Although aspects such as safety and patient compliance are being looked at, these modes of IV drug administration appear to be a leap forward when it comes to being patient friendly.

The Importance of Observational Studies

Professor Mark Gillies opened the Sunday sessions with a talk The Importance of Observational Studies. Mark stated that such studies can be taken with a pinch of salt. They often referenced how many letters of vision are gained or lost. Not always of great benefit, they can be open to interpretation and have high dropout rates. Some results are appalling with only one to two letter gains while the visual gains drop back to baseline. Results vary by region.

Among other topics, Mark also discussed PRN vs. treat and extend: Baseline VA is recorded. They showed one line overall improvement in VA with anti-VEGF, although VA declines with time.. Echoing a strong and constant message throughout the conference, Mark showed once again that more treatment seems to provide the best outcome.

Professor Ian McAllister spoke on Retinal Vein Occlusion: Where are we now, and where can we go?
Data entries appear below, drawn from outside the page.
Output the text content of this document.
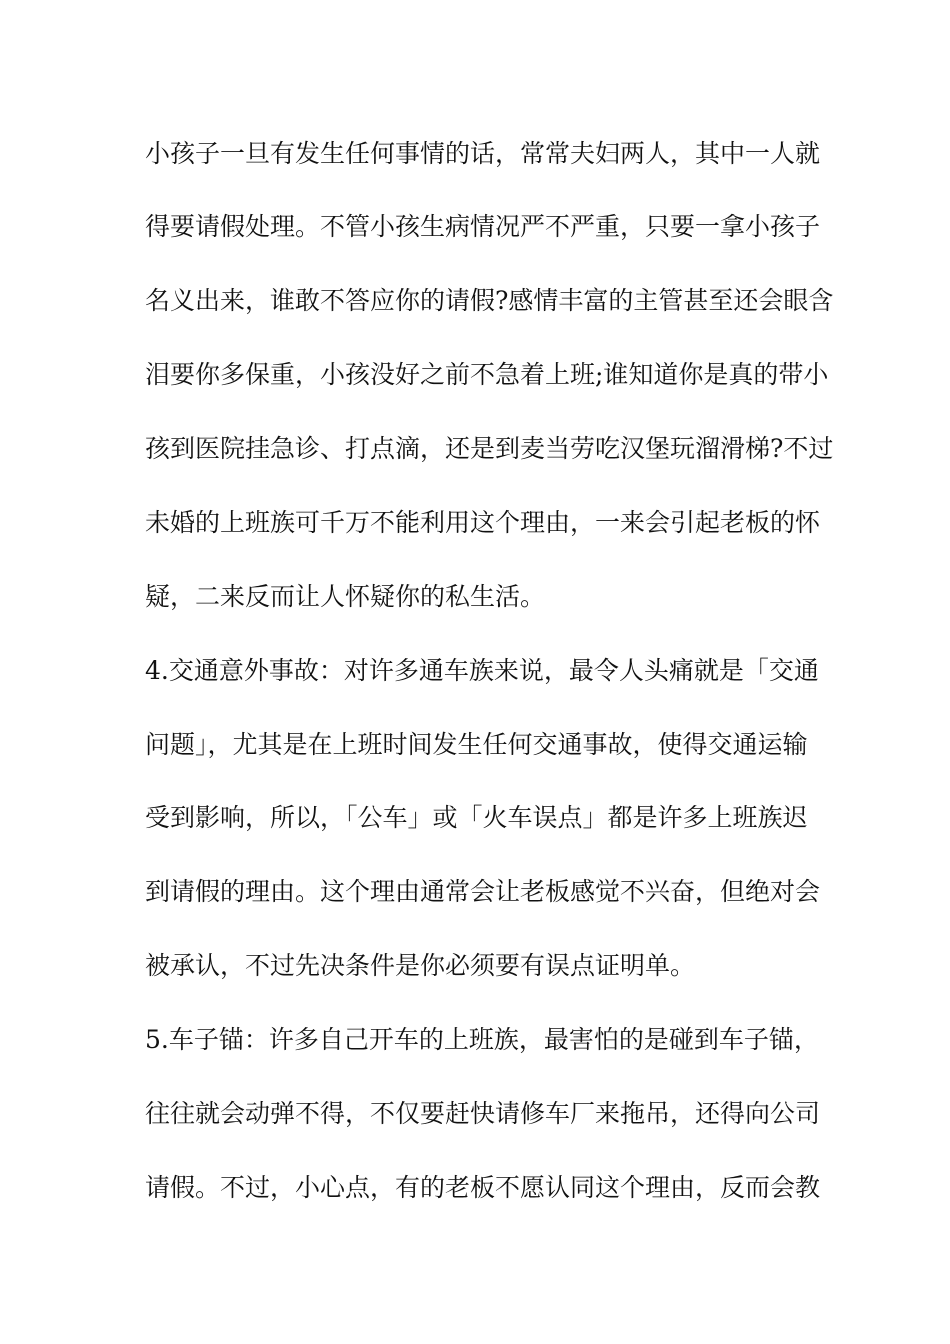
小孩子一旦有发生任何事情的话，常常夫妇两人，其中一人就
得要请假处理。不管小孩生病情况严不严重，只要一拿小孩子
名义出来，谁敢不答应你的请假?感情丰富的主管甚至还会眼含
泪要你多保重，小孩没好之前不急着上班;谁知道你是真的带小
孩到医院挂急诊、打点滴，还是到麦当劳吃汉堡玩溜滑梯?不过
未婚的上班族可千万不能利用这个理由，一来会引起老板的怀
疑，二来反而让人怀疑你的私生活。
4.交通意外事故：对许多通车族来说，最令人头痛就是「交通
问题」，尤其是在上班时间发生任何交通事故，使得交通运输
受到影响，所以，「公车」或「火车误点」都是许多上班族迟
到请假的理由。这个理由通常会让老板感觉不兴奋，但绝对会
被承认，不过先决条件是你必须要有误点证明单。
5.车子锚：许多自己开车的上班族，最害怕的是碰到车子锚，
往往就会动弹不得，不仅要赶快请修车厂来拖吊，还得向公司
请假。不过，小心点，有的老板不愿认同这个理由，反而会教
He said that as we see in many other interventions, earlier treatment is better. Although those with worse vision may have better VA improvement, these gains can deteriorate over time. Ischaemic and non-ischaemic versions seem to do well, apart from profound vascular ischemia where not much can be done.
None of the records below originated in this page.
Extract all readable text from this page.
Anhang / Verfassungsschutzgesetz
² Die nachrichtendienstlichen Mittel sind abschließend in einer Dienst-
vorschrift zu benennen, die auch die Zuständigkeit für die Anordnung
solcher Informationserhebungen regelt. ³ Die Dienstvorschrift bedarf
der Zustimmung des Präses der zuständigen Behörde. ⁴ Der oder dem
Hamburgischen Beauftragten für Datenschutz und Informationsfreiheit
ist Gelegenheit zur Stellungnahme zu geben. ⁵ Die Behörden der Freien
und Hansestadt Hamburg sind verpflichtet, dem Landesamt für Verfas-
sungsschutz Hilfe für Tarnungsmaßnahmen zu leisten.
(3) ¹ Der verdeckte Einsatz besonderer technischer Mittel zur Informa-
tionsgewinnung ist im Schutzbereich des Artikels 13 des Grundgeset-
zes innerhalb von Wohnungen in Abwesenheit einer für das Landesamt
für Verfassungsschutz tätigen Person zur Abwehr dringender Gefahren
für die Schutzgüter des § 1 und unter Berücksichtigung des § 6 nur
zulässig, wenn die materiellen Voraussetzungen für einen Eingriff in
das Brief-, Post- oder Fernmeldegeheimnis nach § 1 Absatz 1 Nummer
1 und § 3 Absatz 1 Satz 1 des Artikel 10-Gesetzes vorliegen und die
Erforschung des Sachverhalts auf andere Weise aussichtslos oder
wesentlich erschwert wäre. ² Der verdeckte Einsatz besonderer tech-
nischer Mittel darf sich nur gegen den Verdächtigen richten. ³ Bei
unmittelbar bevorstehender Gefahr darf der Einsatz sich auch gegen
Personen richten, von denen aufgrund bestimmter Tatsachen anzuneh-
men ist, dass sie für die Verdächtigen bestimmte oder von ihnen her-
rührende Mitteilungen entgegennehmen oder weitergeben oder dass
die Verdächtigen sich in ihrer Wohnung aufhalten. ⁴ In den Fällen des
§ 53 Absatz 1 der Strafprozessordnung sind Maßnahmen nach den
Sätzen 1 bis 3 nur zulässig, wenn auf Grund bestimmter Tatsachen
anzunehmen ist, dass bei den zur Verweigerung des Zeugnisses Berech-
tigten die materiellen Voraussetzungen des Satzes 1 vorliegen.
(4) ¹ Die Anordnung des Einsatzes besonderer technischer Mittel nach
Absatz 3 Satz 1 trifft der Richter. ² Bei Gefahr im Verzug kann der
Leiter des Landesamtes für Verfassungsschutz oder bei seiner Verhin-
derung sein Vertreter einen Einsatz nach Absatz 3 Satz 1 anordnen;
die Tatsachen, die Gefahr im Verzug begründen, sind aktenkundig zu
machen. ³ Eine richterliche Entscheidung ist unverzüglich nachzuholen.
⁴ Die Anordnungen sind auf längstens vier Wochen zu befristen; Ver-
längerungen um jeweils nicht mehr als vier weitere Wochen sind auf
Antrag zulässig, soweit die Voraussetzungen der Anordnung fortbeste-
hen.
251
As we heard previously from other speakers, anti-VEGF – with or without Laser provided about the same benefit but Laser alone showed less benefit.

Vein bypass studies in CRVO, where retinal veins drain into choroidal circulation was of interest. Some of the data and improvement – visible via imaging – was very impressive. Steroids have a part to play in early treatment of BRVOs but not in the longer term.

Some of Ian’s presentation is embargoed but will be published in due course in a peer-reviewed journal.

Dr. Marc Sarossy Looked at how digital imaging works. Most cameras have a filter that includes filtering of Infra Red (IR), apparently to stop people seeing through clothing!

Marc is part of a team pioneering the development of hyper-spectral imaging (HSI) in ophthalmology. This adds a lot of potential detection capability. In situ retinal spectroscopy will allow us to determine stress and metabolic function of cells. Fine-tuning HSI can also lead to improved detection of abnormal substance deposition, but challenges remain.

The meeting was closed by Dr. Nathan Clunas, PhD, Regional Medical Head Ophthalmology, for Novartis. Nathan said Novartis has 74 new molecules in development, with AU$8.9 billion spent in 2015 on such efforts. They have 137 active clinical medical educational programs in ophthalmology, while R&D employs over 2000 people. Their focus is on innovation, to better meet patient needs.

He thanked the contributors for their excellent presentations on a complex subject, the delegates for their contributions and for giving up their valuable weekend to attend this stimulating, Future Directions meeting.

To their credit the presenters did rather well countering what is after all a rather dry subject for such wet pathology.